Qui abbiamo un Agamben un po' più libero, ma non meno rigoroso: il breve trattato, ricco di spunti, sembra essere il desiderio di abbandonare la vecchia strada per andare alla ricerca di una nuova, misteriosa e difficile da scorgere.
This was a super interesting take on the limitations and/or consequences of action. Agamben begins the treatise discussing the disconnect between causa and culpa (action/responsibility); noting that in the ancient world there was no separation ie. an action was considered wrong if the consequence was bad. There was no internal mechanism (intent etc.). This separation is where law and morality lie. The author continues on through the historical development of this terrain in what he describes as the movement from “I can” to “I will” to “I must”. Starting with “I can” - Aristotle developed his ethics through the idea of potentiality. I can potentially do an action or I can potentially not do the action. Either way I am responsible for my choice. (Notice how there is no category for shit that just happens). Christianity built on this by replacing the potential with the will. The home of choice and culpability lies in each persons will to do something. You will to do it or you will to not do it. Lots of theological arguments in here… but this gradually moves into I must do the action. The treatise follows this up with a pretty strong critique of Aristotle‘s notion of the good - the good or purpose of humans is to idealise the end that is not a means to another end - The most complete end. Agamben uses Schopenhauer’s critique of Kant - action only happens in a duality between means and end to dispel Kant’s notion of end in itself and final end being two seperate things. The book finally ends with an appeal to ‘gesture’ (actions with no purpose - no product, a means with no end). All in all a pretty intriguing read.

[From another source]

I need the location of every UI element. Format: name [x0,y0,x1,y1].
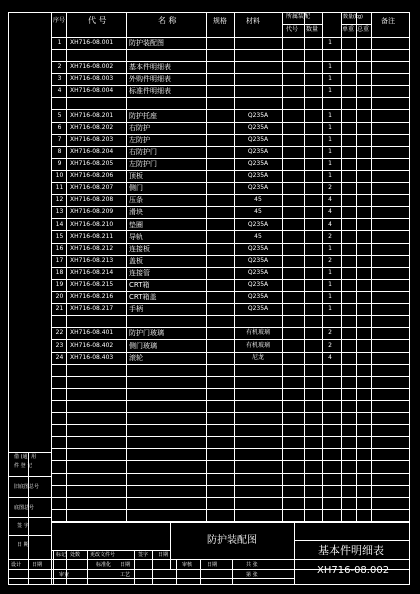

Another fascinating - if short - book where Agamben probes, "the question of the autonomy of human actions." Exploring the place and problem of freedom and guilt, he exfoliates the "aura of holiness" from the law. As always, he remains interested in beginnings and endings, edges and thresholds.
Fascinating and provocative. There is a history of guilt that also bubbles at the edges of these pages...
A slow burn until part three when his ideas coalesce around the dance (pun intended) of will and action. As always I am mesmerized by his ability to skirt the edge of esotericism. I always have the feeling that he is hinting at a personal occult world…. This makes for especially interesting reading for people involved in such things, especially those with a Thelemic orientation.
Agamben's short monograph on the philosophy of action is vast and erudite in its scope. Moving from Latin etymology to law to ethics to metaphysics from Ancient Greek Philosophy to Indian philosophy to Kant to 19th century linguistics -- this was an intriguing work.